You could even ask them something like,How were you feeling when you made this picture? Connecting emotions with creative expression can be very powerful for a child.

  • COMMENT on the lines or colors, etc. that they are using (I see that you are making lots of purple dots. I like how the red paint is mixing with the yellow paint here.)
  • Talk about the shapes you see.  Sometimes children who are just learning to write will mix letters in to their drawings, even if unintentional.  You can point these out as well as other geometric shapes.  “This right here almost looks like a letter ‘P’” or “Oh my, I see a lot of circles on your paper!”
  • ACKNOWLEDGE how hard (carefully, enthusiastically, long) they worked on their artwork
  • Ask “What is that?”
  • Say an automatic “That’s pretty” (cool, beautiful)

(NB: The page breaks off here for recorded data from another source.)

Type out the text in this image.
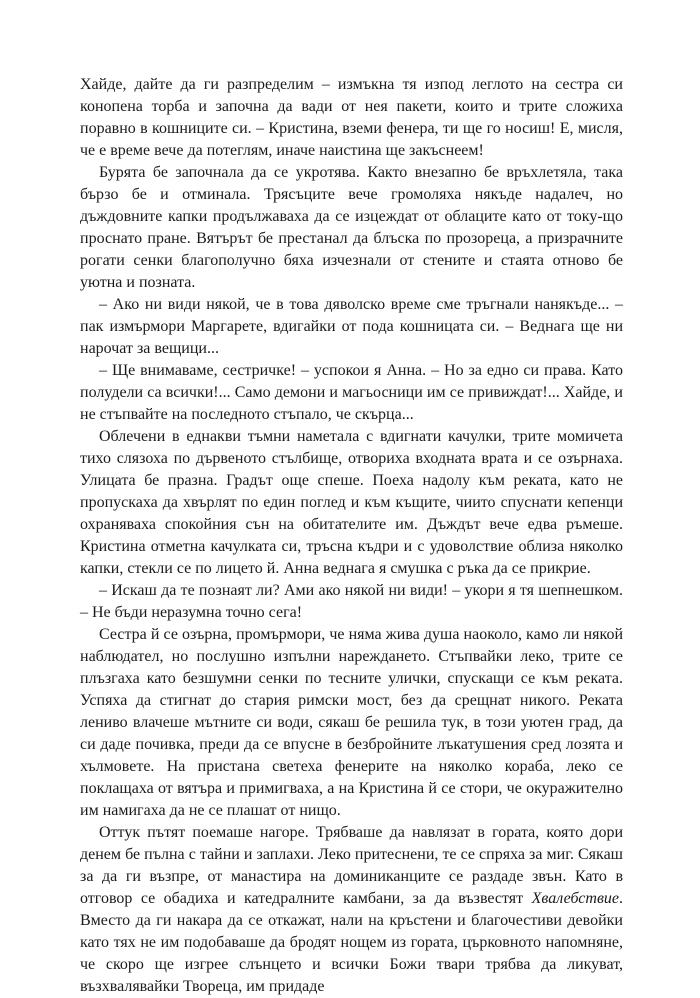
Хайде, дайте да ги разпределим – измъкна тя изпод леглото на сестра си конопена торба и започна да вади от нея пакети, които и трите сложиха поравно в кошниците си. – Кристина, вземи фенера, ти ще го носиш! Е, мисля, че е време вече да потеглям, иначе наистина ще закъснеем!

Бурята бе започнала да се укротява. Както внезапно бе връхлетяла, така бързо бе и отминала. Трясъците вече громоляха някъде надалеч, но дъждовните капки продължаваха да се изцеждат от облаците като от току-що проснато пране. Вятърът бе престанал да блъска по прозореца, а призрачните рогати сенки благополучно бяха изчезнали от стените и стаята отново бе уютна и позната.

– Ако ни види някой, че в това дяволско време сме тръгнали нанякъде... – пак измърмори Маргарете, вдигайки от пода кошницата си. – Веднага ще ни нарочат за вещици...

– Ще внимаваме, сестричке! – успокои я Анна. – Но за едно си права. Като полудели са всички!... Само демони и магьосници им се привиждат!... Хайде, и не стъпвайте на последното стъпало, че скърца...

Облечени в еднакви тъмни наметала с вдигнати качулки, трите момичета тихо слязоха по дървеното стълбище, отвориха входната врата и се озърнаха. Улицата бе празна. Градът още спеше. Поеха надолу към реката, като не пропускаха да хвърлят по един поглед и към къщите, чиито спуснати кепенци охраняваха спокойния сън на обитателите им. Дъждът вече едва ръмеше. Кристина отметна качулката си, тръсна къдри и с удоволствие облиза няколко капки, стекли се по лицето й. Анна веднага я смушка с ръка да се прикрие.

– Искаш да те познаят ли? Ами ако някой ни види! – укори я тя шепнешком. – Не бъди неразумна точно сега!

Сестра й се озърна, промърмори, че няма жива душа наоколо, камо ли някой наблюдател, но послушно изпълни нареждането. Стъпвайки леко, трите се плъзгаха като безшумни сенки по тесните улички, спускащи се към реката. Успяха да стигнат до стария римски мост, без да срещнат никого. Реката лениво влачеше мътните си води, сякаш бе решила тук, в този уютен град, да си даде почивка, преди да се впусне в безбройните лъкатушения сред лозята и хълмовете. На пристана светеха фенерите на няколко кораба, леко се поклащаха от вятъра и примигваха, а на Кристина й се стори, че окуражително им намигаха да не се плашат от нищо.

Оттук пътят поемаше нагоре. Трябваше да навлязат в гората, която дори денем бе пълна с тайни и заплахи. Леко притеснени, те се спряха за миг. Сякаш за да ги възпре, от манастира на доминиканците се раздаде звън. Като в отговор се обадиха и катедралните камбани, за да възвестят Хвалебствие. Вместо да ги накара да се откажат, нали на кръстени и благочестиви девойки като тях не им подобаваше да бродят нощем из гората, църковното напомняне, че скоро ще изгрее слънцето и всички Божи твари трябва да ликуват, възхвалявайки Твореца, им придаде
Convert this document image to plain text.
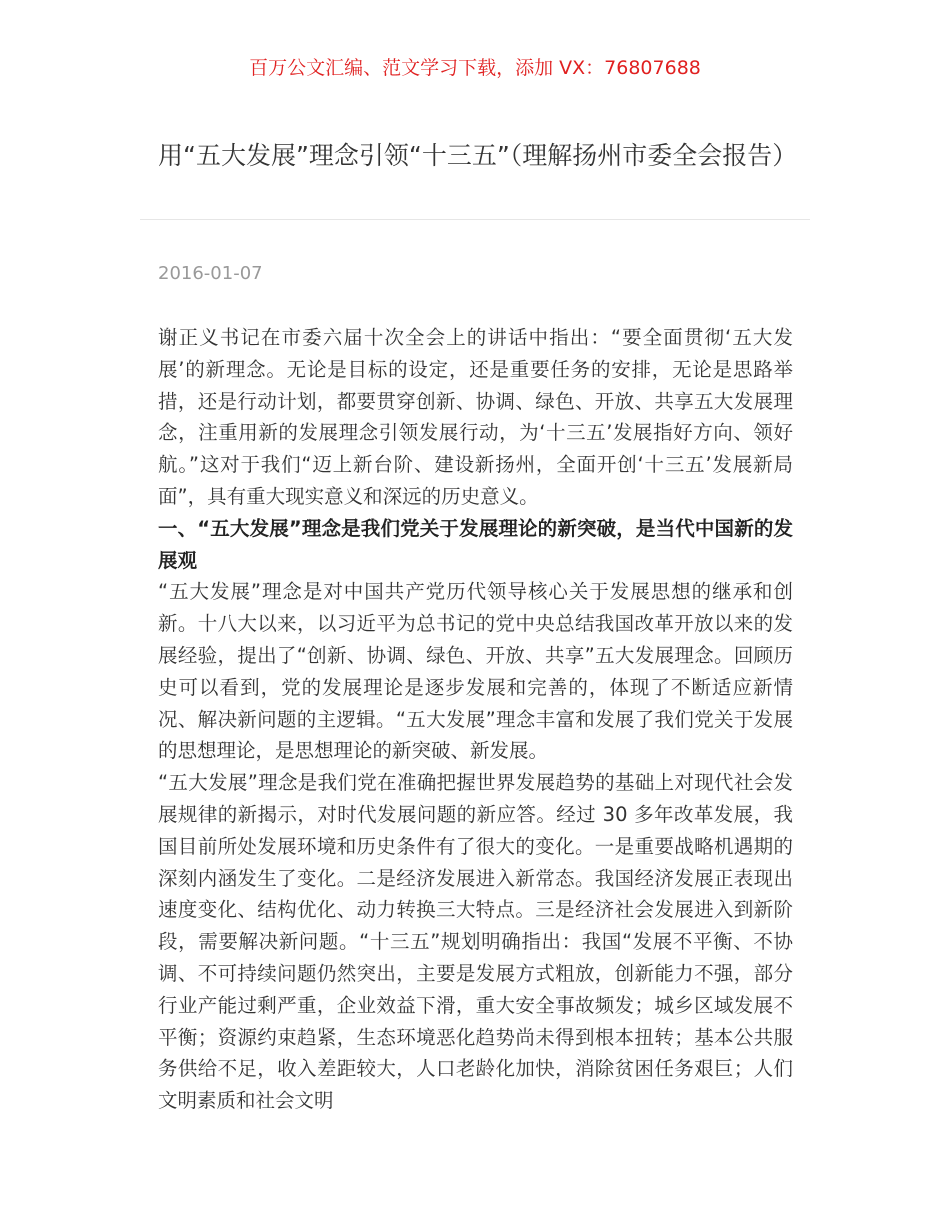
百万公文汇编、范文学习下载，添加 VX：76807688
用“五大发展”理念引领“十三五”（理解扬州市委全会报告）
2016-01-07

谢正义书记在市委六届十次全会上的讲话中指出：“要全面贯彻‘五大发展’的新理念。无论是目标的设定，还是重要任务的安排，无论是思路举措，还是行动计划，都要贯穿创新、协调、绿色、开放、共享五大发展理念，注重用新的发展理念引领发展行动，为‘十三五’发展指好方向、领好航。”这对于我们“迈上新台阶、建设新扬州，全面开创‘十三五’发展新局面”，具有重大现实意义和深远的历史意义。

一、“五大发展”理念是我们党关于发展理论的新突破，是当代中国新的发展观

“五大发展”理念是对中国共产党历代领导核心关于发展思想的继承和创新。十八大以来，以习近平为总书记的党中央总结我国改革开放以来的发展经验，提出了“创新、协调、绿色、开放、共享”五大发展理念。回顾历史可以看到，党的发展理论是逐步发展和完善的，体现了不断适应新情况、解决新问题的主逻辑。“五大发展”理念丰富和发展了我们党关于发展的思想理论，是思想理论的新突破、新发展。

“五大发展”理念是我们党在准确把握世界发展趋势的基础上对现代社会发展规律的新揭示，对时代发展问题的新应答。经过 30 多年改革发展，我国目前所处发展环境和历史条件有了很大的变化。一是重要战略机遇期的深刻内涵发生了变化。二是经济发展进入新常态。我国经济发展正表现出速度变化、结构优化、动力转换三大特点。三是经济社会发展进入到新阶段，需要解决新问题。“十三五”规划明确指出：我国“发展不平衡、不协调、不可持续问题仍然突出，主要是发展方式粗放，创新能力不强，部分行业产能过剩严重，企业效益下滑，重大安全事故频发；城乡区域发展不平衡；资源约束趋紧，生态环境恶化趋势尚未得到根本扭转；基本公共服务供给不足，收入差距较大，人口老龄化加快，消除贫困任务艰巨；人们文明素质和社会文明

Remember, a two-year-old is generally not going to be able to draw with the same intention and ability as a six-year-old.  They may both draw people but they will look vastly different and you may not be able to tell that they’re both people.  By keeping the conversation open-ended and focused on the child’s intention rather than what your adult brain perceives, you can help create life-long creators who aren’t afraid to “mess up” (which is impossible in the realm of art, anyways).